4 de janeiro de 2007

 

O relatório da OCDE (VII)

A autonomia e a natureza institucional (ou as fundações e o emprego privado)

Entre o capítulo 2 e o 3, há que comentar a questão da autonomia e da natureza institucional. Afirma o relatório que o grau de autonomia é muito reduzido, por o regime legal ser altamente uniformizador. Quem é que ainda não disse isto? O relatório defende um grau muito maior de verdadeira autonomia, mas no sentido de ela ser um meio de afirmação da identidade competitiva de cada instituição, num quadro de competição não só pelos melhores professores e estudantes e por financiamentos externos mas também em relação ao próprio Estado, por via dos contratos programáticos, a que me referi no último apontamento.
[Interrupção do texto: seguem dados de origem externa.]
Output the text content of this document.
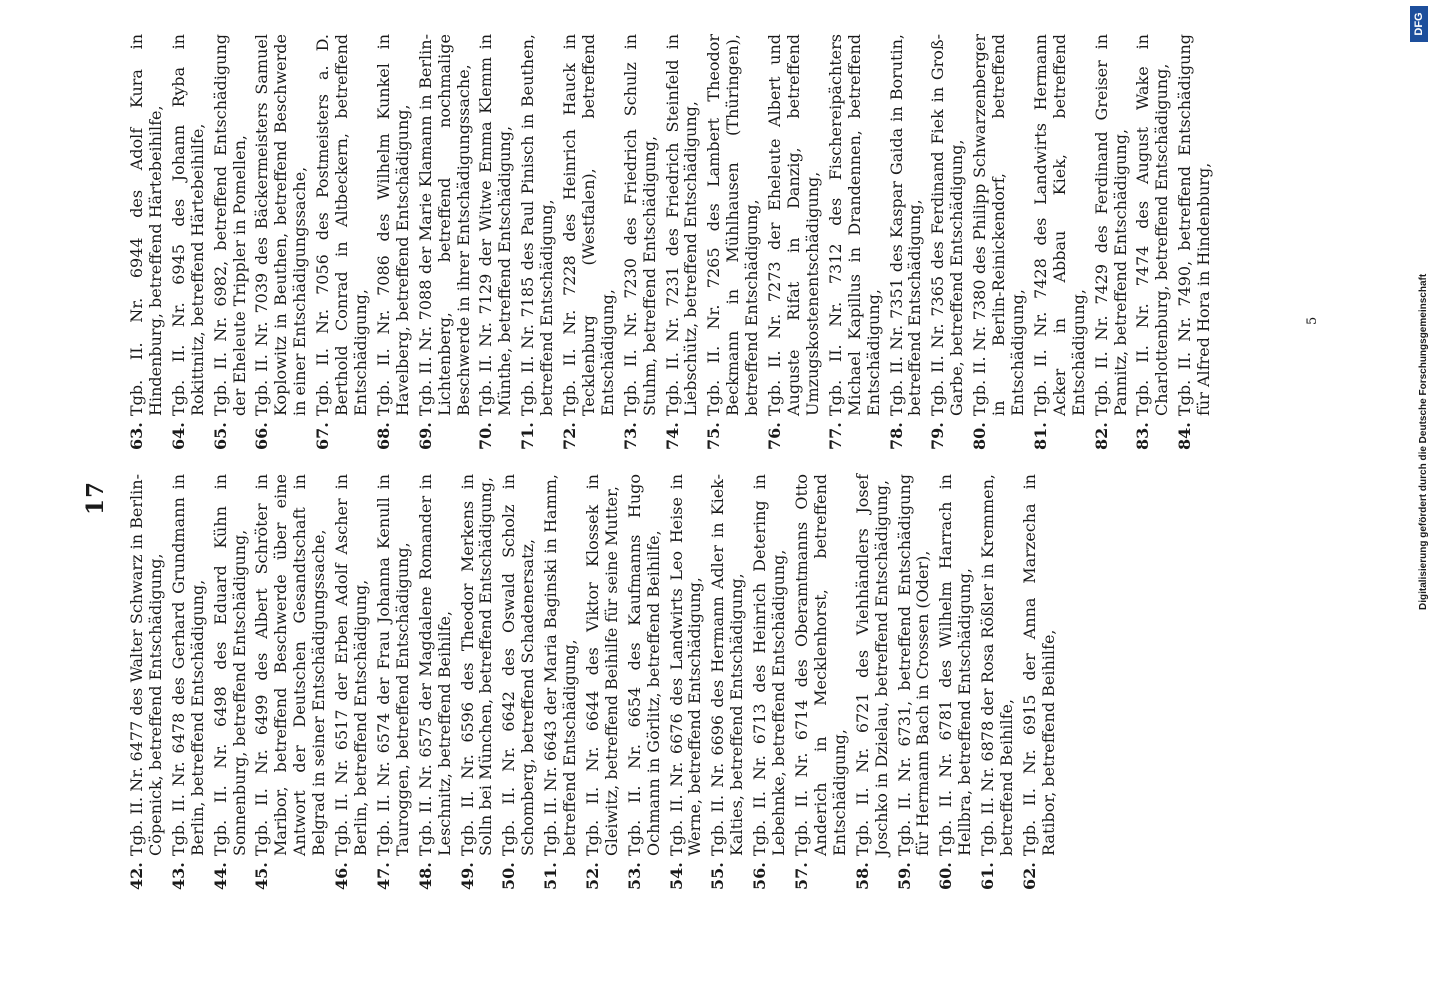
17
42.
Tgb. II. Nr. 6477 des Walter Schwarz in Berlin-Cöpenick, betreffend Entschädigung,
43.
Tgb. II. Nr. 6478 des Gerhard Grundmann in Berlin, betreffend Entschädigung,
44.
Tgb. II. Nr. 6498 des Eduard Kühn in Sonnenburg, betreffend Entschädigung,
45.
Tgb. II. Nr. 6499 des Albert Schröter in Maribor, betreffend Beschwerde über eine Antwort der Deutschen Gesandtschaft in Belgrad in seiner Entschädigungssache,
46.
Tgb. II. Nr. 6517 der Erben Adolf Ascher in Berlin, betreffend Entschädigung,
47.
Tgb. II. Nr. 6574 der Frau Johanna Kenull in Tauroggen, betreffend Entschädigung,
48.
Tgb. II. Nr. 6575 der Magdalene Romander in Leschnitz, betreffend Beihilfe,
49.
Tgb. II. Nr. 6596 des Theodor Merkens in Solln bei München, betreffend Entschädigung,
50.
Tgb. II. Nr. 6642 des Oswald Scholz in Schomberg, betreffend Schadenersatz,
51.
Tgb. II. Nr. 6643 der Maria Baginski in Hamm, betreffend Entschädigung,
52.
Tgb. II. Nr. 6644 des Viktor Klossek in Gleiwitz, betreffend Beihilfe für seine Mutter,
53.
Tgb. II. Nr. 6654 des Kaufmanns Hugo Ochmann in Görlitz, betreffend Beihilfe,
54.
Tgb. II. Nr. 6676 des Landwirts Leo Heise in Werne, betreffend Entschädigung,
55.
Tgb. II. Nr. 6696 des Hermann Adler in Kiek-Kalties, betreffend Entschädigung,
56.
Tgb. II. Nr. 6713 des Heinrich Detering in Lebehnke, betreffend Entschädigung,
57.
Tgb. II. Nr. 6714 des Oberamtmanns Otto Anderich in Mecklenhorst, betreffend Entschädigung,
58.
Tgb. II. Nr. 6721 des Viehhändlers Josef Joschko in Dzielau, betreffend Entschädigung,
59.
Tgb. II. Nr. 6731, betreffend Entschädigung für Hermann Bach in Crossen (Oder),
60.
Tgb. II. Nr. 6781 des Wilhelm Harrach in Hellbra, betreffend Entschädigung,
61.
Tgb. II. Nr. 6878 der Rosa Rößler in Kremmen, betreffend Beihilfe,
62.
Tgb. II. Nr. 6915 der Anna Marzecha in Ratibor, betreffend Beihilfe,
63.
Tgb. II. Nr. 6944 des Adolf Kura in Hindenburg, betreffend Härtebeihilfe,
64.
Tgb. II. Nr. 6945 des Johann Ryba in Rokittnitz, betreffend Härtebeihilfe,
65.
Tgb. II. Nr. 6982, betreffend Entschädigung der Eheleute Trippler in Pomellen,
66.
Tgb. II. Nr. 7039 des Bäckermeisters Samuel Koplowitz in Beuthen, betreffend Beschwerde in einer Entschädigungssache,
67.
Tgb. II. Nr. 7056 des Postmeisters a. D. Berthold Conrad in Altbeckern, betreffend Entschädigung,
68.
Tgb. II. Nr. 7086 des Wilhelm Kunkel in Havelberg, betreffend Entschädigung,
69.
Tgb. II. Nr. 7088 der Marie Klamann in Berlin-Lichtenberg, betreffend nochmalige Beschwerde in ihrer Entschädigungssache,
70.
Tgb. II. Nr. 7129 der Witwe Emma Klemm in Münthe, betreffend Entschädigung,
71.
Tgb. II. Nr. 7185 des Paul Pinisch in Beuthen, betreffend Entschädigung,
72.
Tgb. II. Nr. 7228 des Heinrich Hauck in Tecklenburg (Westfalen), betreffend Entschädigung,
73.
Tgb. II. Nr. 7230 des Friedrich Schulz in Stuhm, betreffend Entschädigung,
74.
Tgb. II. Nr. 7231 des Friedrich Steinfeld in Liebschütz, betreffend Entschädigung,
75.
Tgb. II. Nr. 7265 des Lambert Theodor Beckmann in Mühlhausen (Thüringen), betreffend Entschädigung,
76.
Tgb. II. Nr. 7273 der Eheleute Albert und Auguste Rifat in Danzig, betreffend Umzugskostenentschädigung,
77.
Tgb. II. Nr. 7312 des Fischereipächters Michael Kapillus in Drandennen, betreffend Entschädigung,
78.
Tgb. II. Nr. 7351 des Kaspar Gaida in Borutin, betreffend Entschädigung,
79.
Tgb. II. Nr. 7365 des Ferdinand Fiek in Groß-Garbe, betreffend Entschädigung,
80.
Tgb. II. Nr. 7380 des Philipp Schwarzenberger in Berlin-Reinickendorf, betreffend Entschädigung,
81.
Tgb. II. Nr. 7428 des Landwirts Hermann Acker in Abbau Kiek, betreffend Entschädigung,
82.
Tgb. II. Nr. 7429 des Ferdinand Greiser in Pannitz, betreffend Entschädigung,
83.
Tgb. II. Nr. 7474 des August Wake in Charlottenburg, betreffend Entschädigung,
84.
Tgb. II. Nr. 7490, betreffend Entschädigung für Alfred Hora in Hindenburg,	5	Digitalisierung gefördert durch die Deutsche Forschungsgemeinschaft
DFG
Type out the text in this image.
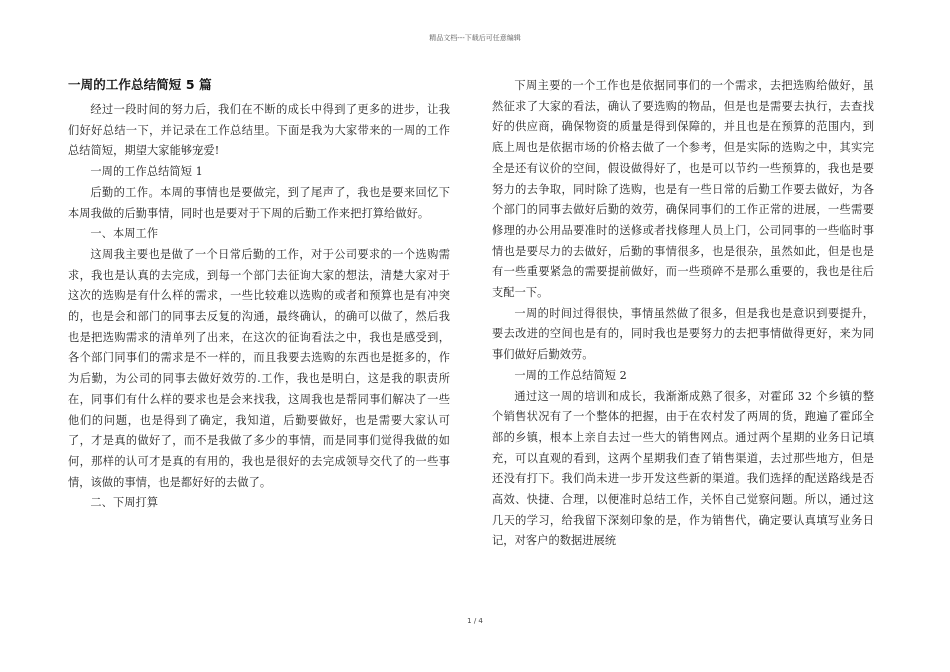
精品文档---下载后可任意编辑
一周的工作总结简短 5 篇

经过一段时间的努力后，我们在不断的成长中得到了更多的进步，让我们好好总结一下，并记录在工作总结里。下面是我为大家带来的一周的工作总结简短，期望大家能够宠爱!

一周的工作总结简短 1

后勤的工作。本周的事情也是要做完，到了尾声了，我也是要来回忆下本周我做的后勤事情，同时也是要对于下周的后勤工作来把打算给做好。

一、本周工作

这周我主要也是做了一个日常后勤的工作，对于公司要求的一个选购需求，我也是认真的去完成，到每一个部门去征询大家的想法，清楚大家对于这次的选购是有什么样的需求，一些比较难以选购的或者和预算也是有冲突的，也是会和部门的同事去反复的沟通，最终确认，的确可以做了，然后我也是把选购需求的清单列了出来，在这次的征询看法之中，我也是感受到，各个部门同事们的需求是不一样的，而且我要去选购的东西也是挺多的，作为后勤，为公司的同事去做好效劳的.工作，我也是明白，这是我的职责所在，同事们有什么样的要求也是会来找我，这周我也是帮同事们解决了一些他们的问题，也是得到了确定，我知道，后勤要做好，也是需要大家认可了，才是真的做好了，而不是我做了多少的事情，而是同事们觉得我做的如何，那样的认可才是真的有用的，我也是很好的去完成领导交代了的一些事情，该做的事情，也是都好好的去做了。

二、下周打算

下周主要的一个工作也是依据同事们的一个需求，去把选购给做好，虽然征求了大家的看法，确认了要选购的物品，但是也是需要去执行，去查找好的供应商，确保物资的质量是得到保障的，并且也是在预算的范围内，到底上周也是依据市场的价格去做了一个参考，但是实际的选购之中，其实完全是还有议价的空间，假设做得好了，也是可以节约一些预算的，我也是要努力的去争取，同时除了选购，也是有一些日常的后勤工作要去做好，为各个部门的同事去做好后勤的效劳，确保同事们的工作正常的进展，一些需要修理的办公用品要准时的送修或者找修理人员上门，公司同事的一些临时事情也是要尽力的去做好，后勤的事情很多，也是很杂，虽然如此，但是也是有一些重要紧急的需要提前做好，而一些琐碎不是那么重要的，我也是往后支配一下。

一周的时间过得很快，事情虽然做了很多，但是我也是意识到要提升，要去改进的空间也是有的，同时我也是要努力的去把事情做得更好，来为同事们做好后勤效劳。

一周的工作总结简短 2

通过这一周的培训和成长，我渐渐成熟了很多，对霍邱 32 个乡镇的整个销售状况有了一个整体的把握，由于在农村发了两周的货，跑遍了霍邱全部的乡镇，根本上亲自去过一些大的销售网点。通过两个星期的业务日记填充，可以直观的看到，这两个星期我们查了销售渠道，去过那些地方，但是还没有打下。我们尚未进一步开发这些新的渠道。我们选择的配送路线是否高效、快捷、合理，以便准时总结工作，关怀自己觉察问题。所以，通过这几天的学习，给我留下深刻印象的是，作为销售代，确定要认真填写业务日记，对客户的数据进展统

1 / 4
Muito bem, parece-me merecer apoio de muitos e muitos que têm defendido isto, mas o recente discurso do primeiro ministro passa isto por alto.

Em relação à autonomia, foi manchete em todos os jornais. "OCDE propõe que as universidades passem a ser fundações". Não é verdade e é bom exemplo da nossa actual cultura de "sound bites". O relatório é sensatamente transparente, enfatizando o objectivo da autonomia mas não concretizando nenhuma proposta jurídica para a qual os peritos não tinham preparação:
" 2.47 The panel heard a number of submissions that stressed the importance of finding a new legal status for universities and polytechnics which could (progressively) provide them with more autonomy, opportunities for institutional development and human resource flexibility. Different alternatives such as a Foundation or a new type of public entity were suggested. This is a complex and technical Portuguese juridical question that is beyond the competence of the review panel. Nevertheless, the panel is convinced that resolving this question is of paramount importance so that Portugal's public higher education institutions can be granted a significant increase in institutional autonomy. This is an essential prerequisite for achieving a diverse and responsive system, and for creating the conditions in which a system of negotiated institutional contracts can be introduced. (…)"
Para além dos organismos vulgares da administração, dispomos hoje, com alguma simplificação, de outras figuras para entidades dependentes do financiamento e do controlo do Estado, em grau variável: institutos públicos, entidades públicas empresariais, fundações, empresas públicas. Note-se que os nomes podem ser ilusórios; por exemplo, a FCT não é nenhuma fundação, é um simples IP. Fica ainda o vasto campo da administração autónoma, como a regional ou a autárquica, a que é regida por leis próprias, não subordinadas a um enquadramento genérico.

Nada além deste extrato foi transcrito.